The US Department of Education has opened an investigation into the Ohio State University's handling of former students' allegations of sexual misconduct by a school doctor, according to the university.
The federal investigation will be conducted by the department's Office for Civil Rights (OCR), which oversees Title IX complaints, the school said in a statement Thursday.
The inquiry, led by the OCR's regional office in Cleveland, Ohio, "will examine whether the university is responding promptly and equitably to complaints and reports by former students," the statement said, "including allegations that employees knew or should have known about the sexual misconduct and allowed the abuse to continue."

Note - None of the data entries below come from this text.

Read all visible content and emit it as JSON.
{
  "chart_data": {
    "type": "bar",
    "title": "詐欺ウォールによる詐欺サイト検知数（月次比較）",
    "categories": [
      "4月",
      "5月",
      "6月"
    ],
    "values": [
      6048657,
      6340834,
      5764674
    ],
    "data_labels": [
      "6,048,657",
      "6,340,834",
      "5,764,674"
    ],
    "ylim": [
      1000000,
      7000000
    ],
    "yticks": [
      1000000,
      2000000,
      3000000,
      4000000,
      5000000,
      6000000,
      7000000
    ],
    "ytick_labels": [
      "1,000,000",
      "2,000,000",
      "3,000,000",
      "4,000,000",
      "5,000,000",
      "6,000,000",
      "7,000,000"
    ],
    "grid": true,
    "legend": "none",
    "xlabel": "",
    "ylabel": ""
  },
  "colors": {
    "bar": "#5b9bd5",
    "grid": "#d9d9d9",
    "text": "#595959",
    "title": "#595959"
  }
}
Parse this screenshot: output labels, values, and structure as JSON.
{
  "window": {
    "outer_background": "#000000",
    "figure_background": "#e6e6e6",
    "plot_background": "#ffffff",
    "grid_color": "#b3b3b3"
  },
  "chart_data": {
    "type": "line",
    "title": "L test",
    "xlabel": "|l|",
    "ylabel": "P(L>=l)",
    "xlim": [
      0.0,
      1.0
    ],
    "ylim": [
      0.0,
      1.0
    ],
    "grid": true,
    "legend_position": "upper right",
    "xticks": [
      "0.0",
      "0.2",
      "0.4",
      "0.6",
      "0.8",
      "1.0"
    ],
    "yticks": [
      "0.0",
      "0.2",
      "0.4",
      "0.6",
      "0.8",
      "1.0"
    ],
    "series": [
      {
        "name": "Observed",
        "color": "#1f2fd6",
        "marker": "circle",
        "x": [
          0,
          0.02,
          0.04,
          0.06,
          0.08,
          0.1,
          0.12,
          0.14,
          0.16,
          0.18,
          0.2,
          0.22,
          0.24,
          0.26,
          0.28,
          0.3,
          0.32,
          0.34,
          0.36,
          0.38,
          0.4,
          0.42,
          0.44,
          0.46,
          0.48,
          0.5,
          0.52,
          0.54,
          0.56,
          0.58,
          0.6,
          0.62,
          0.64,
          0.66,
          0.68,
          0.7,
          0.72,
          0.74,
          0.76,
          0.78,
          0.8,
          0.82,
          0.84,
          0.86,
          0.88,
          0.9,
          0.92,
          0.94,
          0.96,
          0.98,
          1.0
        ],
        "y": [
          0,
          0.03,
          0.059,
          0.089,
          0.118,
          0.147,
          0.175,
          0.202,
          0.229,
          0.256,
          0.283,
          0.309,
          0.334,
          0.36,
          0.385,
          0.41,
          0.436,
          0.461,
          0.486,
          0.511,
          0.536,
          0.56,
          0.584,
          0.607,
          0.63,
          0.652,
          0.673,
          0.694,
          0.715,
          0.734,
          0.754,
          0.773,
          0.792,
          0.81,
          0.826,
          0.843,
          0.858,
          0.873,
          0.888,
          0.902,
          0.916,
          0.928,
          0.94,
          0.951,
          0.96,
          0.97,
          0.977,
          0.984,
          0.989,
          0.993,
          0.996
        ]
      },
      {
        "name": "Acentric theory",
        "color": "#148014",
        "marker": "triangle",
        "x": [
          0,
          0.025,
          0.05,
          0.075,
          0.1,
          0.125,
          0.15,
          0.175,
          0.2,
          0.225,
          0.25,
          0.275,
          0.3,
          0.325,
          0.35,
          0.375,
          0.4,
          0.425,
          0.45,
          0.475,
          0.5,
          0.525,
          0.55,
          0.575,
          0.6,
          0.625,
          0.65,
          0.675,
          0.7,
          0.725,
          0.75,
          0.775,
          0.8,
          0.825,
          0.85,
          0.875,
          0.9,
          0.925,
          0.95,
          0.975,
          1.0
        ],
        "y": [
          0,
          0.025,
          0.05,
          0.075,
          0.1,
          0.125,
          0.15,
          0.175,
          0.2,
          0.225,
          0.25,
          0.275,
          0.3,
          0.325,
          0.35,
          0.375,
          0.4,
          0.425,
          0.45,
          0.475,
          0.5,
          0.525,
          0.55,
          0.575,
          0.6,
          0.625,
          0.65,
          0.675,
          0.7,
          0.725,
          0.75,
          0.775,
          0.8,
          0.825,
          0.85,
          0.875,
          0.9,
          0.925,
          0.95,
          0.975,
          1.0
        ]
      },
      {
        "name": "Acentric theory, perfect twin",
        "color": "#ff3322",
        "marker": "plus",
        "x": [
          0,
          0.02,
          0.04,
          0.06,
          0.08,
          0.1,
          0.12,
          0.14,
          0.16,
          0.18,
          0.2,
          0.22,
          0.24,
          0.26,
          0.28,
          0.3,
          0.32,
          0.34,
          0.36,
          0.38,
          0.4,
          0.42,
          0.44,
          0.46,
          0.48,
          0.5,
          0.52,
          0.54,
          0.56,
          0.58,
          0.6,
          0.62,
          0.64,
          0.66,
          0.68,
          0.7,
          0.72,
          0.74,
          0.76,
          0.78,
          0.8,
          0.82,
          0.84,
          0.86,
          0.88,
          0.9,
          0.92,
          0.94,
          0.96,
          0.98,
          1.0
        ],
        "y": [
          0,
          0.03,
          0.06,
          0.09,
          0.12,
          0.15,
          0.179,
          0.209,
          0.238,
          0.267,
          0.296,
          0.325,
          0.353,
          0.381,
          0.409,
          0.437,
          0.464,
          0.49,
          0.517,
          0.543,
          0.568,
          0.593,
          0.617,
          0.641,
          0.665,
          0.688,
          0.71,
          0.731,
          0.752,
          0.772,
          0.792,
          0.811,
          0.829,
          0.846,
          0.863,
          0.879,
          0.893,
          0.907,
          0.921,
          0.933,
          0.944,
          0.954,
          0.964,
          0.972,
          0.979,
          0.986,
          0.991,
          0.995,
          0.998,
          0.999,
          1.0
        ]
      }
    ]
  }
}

The scandal surrounding the alleged actions of the late Dr. Richard Strauss has grown since the university first announced in April its own investigation, headed by the law firm Perkins Coie, to look into claims made by male former athletes on 14 sports teams.

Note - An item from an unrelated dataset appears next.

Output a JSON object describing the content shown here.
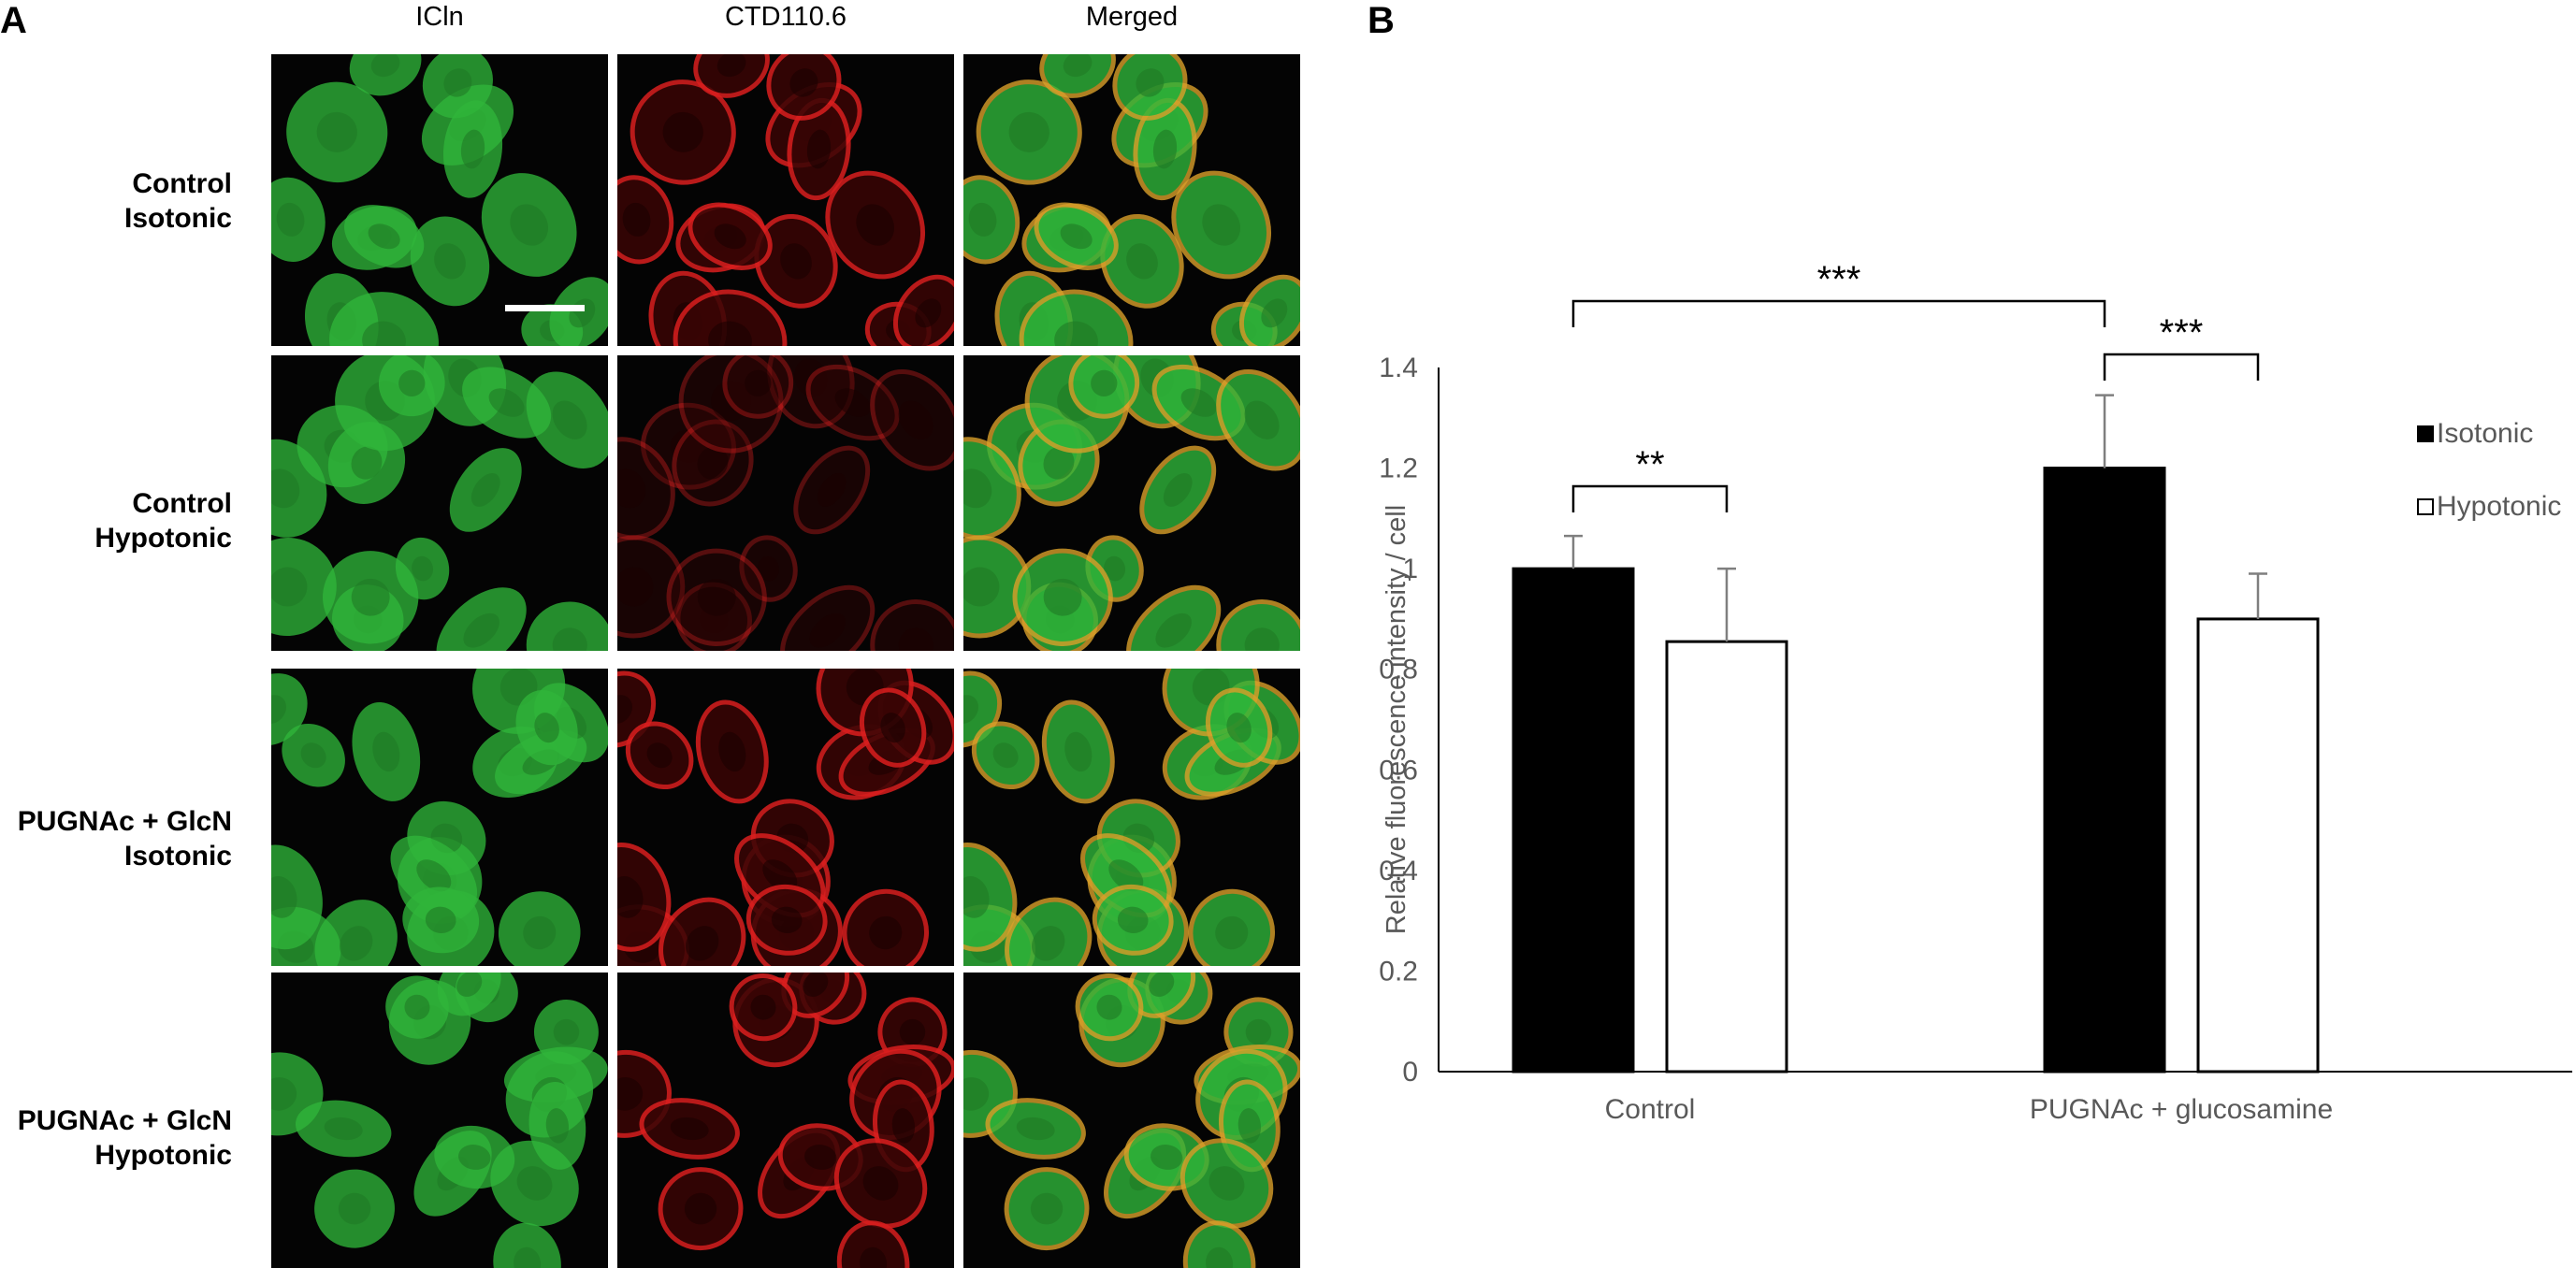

Since then, more than 100 former Ohio State University students have reported firsthand accounts of sexual misconduct by Strauss, the school said last month.
Some of them, mostly former student athletes, have come forward to publicly claim that Strauss sexually abused them under the guise of a medical examination.

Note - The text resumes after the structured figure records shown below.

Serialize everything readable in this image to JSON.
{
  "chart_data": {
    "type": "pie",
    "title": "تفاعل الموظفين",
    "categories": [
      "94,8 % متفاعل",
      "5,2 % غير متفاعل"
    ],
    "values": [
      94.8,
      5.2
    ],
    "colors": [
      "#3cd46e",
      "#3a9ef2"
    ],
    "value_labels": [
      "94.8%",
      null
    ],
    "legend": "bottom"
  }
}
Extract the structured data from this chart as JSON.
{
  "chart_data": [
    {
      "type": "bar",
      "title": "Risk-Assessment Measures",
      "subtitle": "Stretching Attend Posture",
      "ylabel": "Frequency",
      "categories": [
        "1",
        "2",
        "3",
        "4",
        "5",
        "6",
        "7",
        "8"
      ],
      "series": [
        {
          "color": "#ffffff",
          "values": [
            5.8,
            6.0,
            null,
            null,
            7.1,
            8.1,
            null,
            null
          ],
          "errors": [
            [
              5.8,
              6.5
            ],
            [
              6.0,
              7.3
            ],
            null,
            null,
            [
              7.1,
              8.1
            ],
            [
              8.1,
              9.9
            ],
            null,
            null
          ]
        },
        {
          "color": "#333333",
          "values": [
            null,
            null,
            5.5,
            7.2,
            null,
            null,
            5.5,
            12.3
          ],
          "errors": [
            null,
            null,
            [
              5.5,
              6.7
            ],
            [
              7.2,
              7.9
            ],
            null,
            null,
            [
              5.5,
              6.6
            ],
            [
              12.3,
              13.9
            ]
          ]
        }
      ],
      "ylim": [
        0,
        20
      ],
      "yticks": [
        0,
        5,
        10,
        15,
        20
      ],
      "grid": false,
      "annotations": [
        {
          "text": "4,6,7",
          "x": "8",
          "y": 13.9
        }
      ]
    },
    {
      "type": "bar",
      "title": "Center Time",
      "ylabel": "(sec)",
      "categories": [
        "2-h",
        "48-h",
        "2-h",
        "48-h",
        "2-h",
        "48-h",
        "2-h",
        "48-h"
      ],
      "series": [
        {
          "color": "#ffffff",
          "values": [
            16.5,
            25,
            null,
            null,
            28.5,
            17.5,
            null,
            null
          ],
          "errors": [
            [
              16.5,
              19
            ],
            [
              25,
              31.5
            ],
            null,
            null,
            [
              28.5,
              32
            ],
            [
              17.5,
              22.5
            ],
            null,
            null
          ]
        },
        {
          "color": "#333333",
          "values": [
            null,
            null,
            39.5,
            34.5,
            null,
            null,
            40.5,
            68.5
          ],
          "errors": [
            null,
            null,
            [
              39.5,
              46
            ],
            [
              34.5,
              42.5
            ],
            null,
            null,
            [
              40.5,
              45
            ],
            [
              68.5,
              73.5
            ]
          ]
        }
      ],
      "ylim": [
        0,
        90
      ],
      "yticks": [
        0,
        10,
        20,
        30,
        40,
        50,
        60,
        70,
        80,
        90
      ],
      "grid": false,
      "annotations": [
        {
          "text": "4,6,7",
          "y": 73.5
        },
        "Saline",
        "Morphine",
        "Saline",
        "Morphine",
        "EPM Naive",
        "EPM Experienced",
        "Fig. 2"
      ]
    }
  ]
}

According to the school, the alleged abuse took place between 1979 and 1997.
"We welcome the involvement and careful oversight of OCR and look forward to providing any information we can," said Gates Garrity-Rokous, the school's vice president and chief compliance officer, in a statement about the US Department of Education's investigation.
"We responded promptly and appropriately to the allegations received in April about Dr. Strauss," Garrity-Rokous continued. "We are confident in the independence and thoroughness of the investigation we launched then as well as our ongoing commitment to transparency."